Rolls-Royce-led consortium seeks government funds for UK nuclear power project

28 January 2019 (Last Updated January 28th, 2019 17:35)

A Rolls-Royce-led consortium has reportedly requested around £200m from the UK Government to help develop small nuclear reactors.

Rolls-Royce-led consortium seeks government funds for UK nuclear power project
The IEA warn that a decline in nuclear power could lead to increased emissions. Credit: David Dixon.

A Rolls-Royce-led consortium has reportedly requested around £200m from the UK Government to help develop small nuclear reactors. .

Firms that are part of this consortium include Laing O’Rourke and Arup, reported Financial Times.

The UK government is evaluating its plans to develop new nuclear power plants given that Hitachi and Toshiba have withdrawn from major projects.

Earlier this month, Hitachi announced its decision to withdraw from the Wylfa plant in north Wales.

Over 40% of the country’s planned new nuclear power generation capacity has been in limbo, with Toshiba withdrawing from the development of a nuclear plant in Cumbria in 2018, and Hitachi exiting its plans for another nuclear plant in Gloucestershire.

The withdrawal of these two firms has hindered the country’s plans to revive nuclear power.

“Our consortium is in discussions with UK Government officials that we hope could result in a significant joint investment in our power plant design.”

Government funding would also be matched by the consortium. These funds will help develop Rolls-Royce’s technology until the later stages of the licensing process.
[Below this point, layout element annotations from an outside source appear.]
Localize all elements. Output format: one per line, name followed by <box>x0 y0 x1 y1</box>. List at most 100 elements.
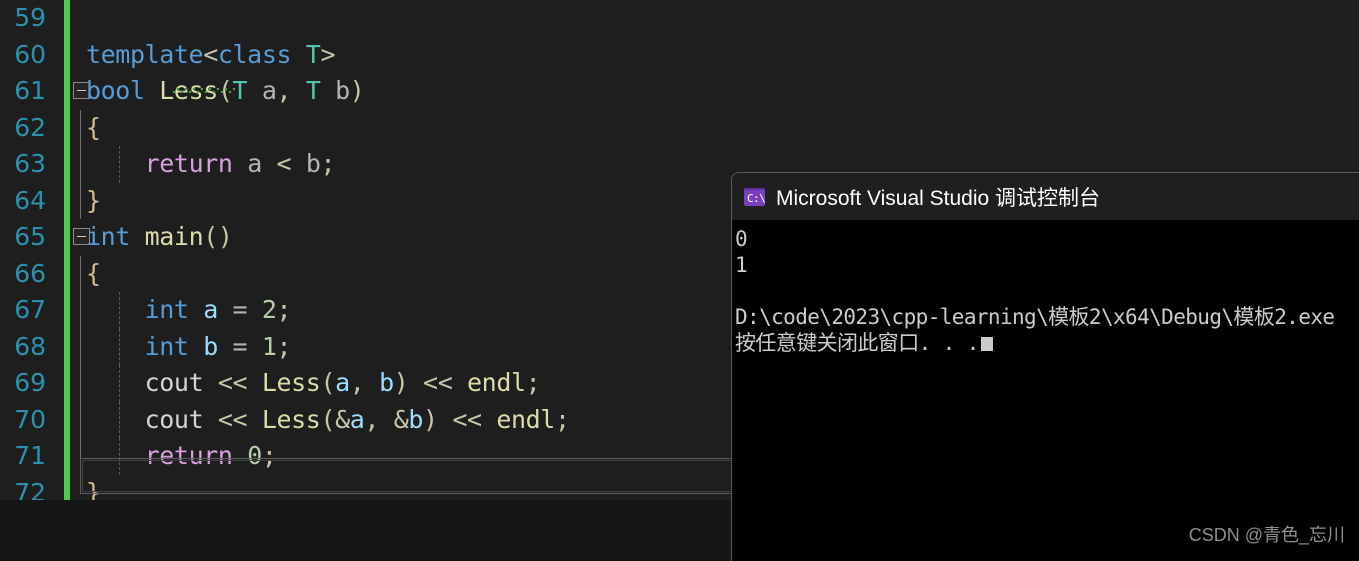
code-token: 2 <box>261 295 277 324</box>
code-token: ) <box>393 368 409 397</box>
code-token: a <box>247 149 262 178</box>
code-token: a <box>335 368 350 397</box>
console-line-text: 按任意键关闭此窗口. . . <box>735 331 979 355</box>
code-token: ; <box>320 149 336 178</box>
change-indicator-bar <box>64 365 70 402</box>
debug-console-window[interactable]: C:\ Microsoft Visual Studio 调试控制台 0 1 D:\c… <box>731 172 1359 561</box>
outlining-rail <box>80 328 81 365</box>
code-token: < <box>203 39 218 69</box>
line-number: 66 <box>14 258 46 288</box>
change-indicator-bar <box>64 0 70 37</box>
code-line[interactable]: 62 { <box>0 109 1359 147</box>
line-number: 70 <box>14 404 46 434</box>
code-token: a <box>261 76 277 105</box>
code-token: ; <box>276 331 292 361</box>
code-token: } <box>86 185 101 215</box>
code-line[interactable]: 60 template<class T> <box>0 36 1359 74</box>
line-number: 59 <box>14 3 46 32</box>
error-squiggle-underline <box>172 88 235 93</box>
code-token: int <box>144 295 189 324</box>
change-indicator-bar <box>64 109 70 146</box>
code-token: ( <box>320 404 336 434</box>
code-token: T <box>305 76 321 105</box>
console-window-title: Microsoft Visual Studio 调试控制台 <box>776 186 1101 210</box>
code-token: b <box>408 404 424 434</box>
code-text[interactable]: } <box>86 183 101 220</box>
code-token: , <box>364 404 394 434</box>
code-token: T <box>305 39 321 69</box>
code-text[interactable]: cout << Less(&a, &b) << endl; <box>86 402 570 439</box>
code-token: = <box>232 331 248 361</box>
change-indicator-bar <box>64 36 70 73</box>
change-indicator-bar <box>64 73 70 110</box>
code-text[interactable]: { <box>86 256 101 293</box>
code-text[interactable]: template<class T> <box>86 37 336 74</box>
code-token: template <box>86 39 204 69</box>
outlining-rail <box>80 146 81 183</box>
code-token: bool <box>86 76 145 105</box>
code-token: b <box>305 149 321 178</box>
code-text[interactable]: int main() <box>86 219 233 256</box>
console-titlebar[interactable]: C:\ Microsoft Visual Studio 调试控制台 <box>732 173 1359 220</box>
line-number: 71 <box>14 441 46 470</box>
code-token: > <box>320 39 336 69</box>
code-token: ; <box>276 295 292 324</box>
code-token: class <box>217 39 292 69</box>
code-token: endl <box>467 368 526 397</box>
console-output-line: D:\code\2023\cpp-learning\模板2\x64\Debug\… <box>735 304 1359 330</box>
change-indicator-bar <box>64 292 70 329</box>
code-text[interactable]: return a < b; <box>86 146 336 183</box>
code-token: << <box>217 404 248 434</box>
code-text[interactable]: int a = 2; <box>86 292 292 329</box>
screenshot-root: 5960template<class T>61bool Less(T a, T … <box>0 0 1359 561</box>
code-token: ( <box>320 368 336 397</box>
code-token: ; <box>554 404 570 434</box>
console-output[interactable]: 0 1 D:\code\2023\cpp-learning\模板2\x64\Debu… <box>732 220 1359 356</box>
outlining-rail <box>80 255 81 292</box>
code-token: cout <box>144 404 204 434</box>
console-app-icon: C:\ <box>744 187 766 206</box>
code-token: return <box>144 149 233 178</box>
code-token: & <box>335 404 350 434</box>
code-line[interactable]: 59 <box>0 0 1359 37</box>
change-indicator-bar <box>64 438 70 475</box>
outlining-rail <box>80 401 81 438</box>
code-text[interactable]: int b = 1; <box>86 329 292 366</box>
code-token: b <box>203 331 218 361</box>
code-token: ; <box>525 368 541 397</box>
code-token: main <box>144 222 204 251</box>
line-number: 68 <box>14 331 46 361</box>
code-token: a <box>349 404 365 434</box>
code-token: b <box>335 76 350 105</box>
code-text[interactable]: { <box>86 110 101 147</box>
change-indicator-bar <box>64 255 70 292</box>
line-number: 61 <box>14 76 46 105</box>
console-line-text: 0 <box>735 227 748 251</box>
code-text[interactable]: cout << Less(a, b) << endl; <box>86 365 541 402</box>
line-number: 63 <box>14 149 46 178</box>
code-token: , <box>349 368 380 397</box>
code-token: , <box>276 76 306 105</box>
code-token: int <box>144 331 189 361</box>
code-token: << <box>217 368 248 397</box>
console-output-line: 0 <box>735 226 1359 252</box>
outlining-rail <box>80 365 81 402</box>
code-token: b <box>379 368 394 397</box>
code-token: ) <box>349 76 365 105</box>
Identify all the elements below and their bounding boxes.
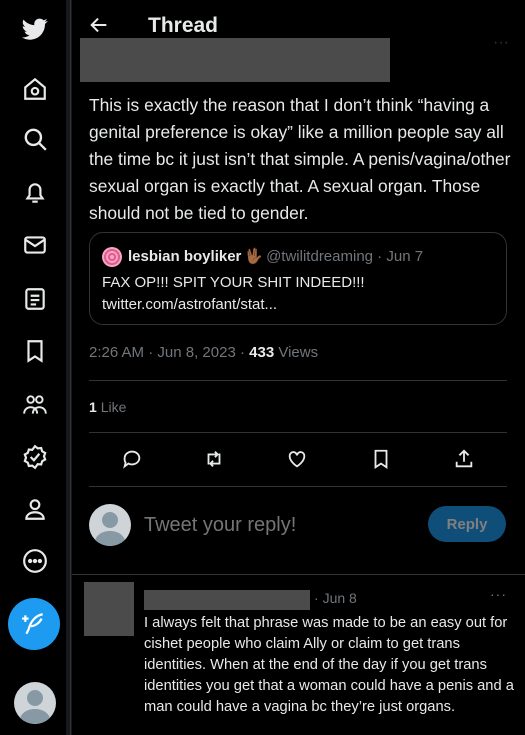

The group has applied for funding from the government’s Industrial Strategy Challenge Fund under UK Research and Innovation.

Sources told the financial daily that the consortium had “entered detailed negotiations” with UKRI before Christmas.

Rolls-Royce previously stated that a small modular reactor would cost around £2.5bn to build.

The group plans to work on small modular reactors that can deliver nuclear power at lower cost and reduced risk.

Rolls-Royce confirmed to Financial Times: “Our consortium is in discussions with UK government officials that we hope could result in a significant joint investment in our power plant design.”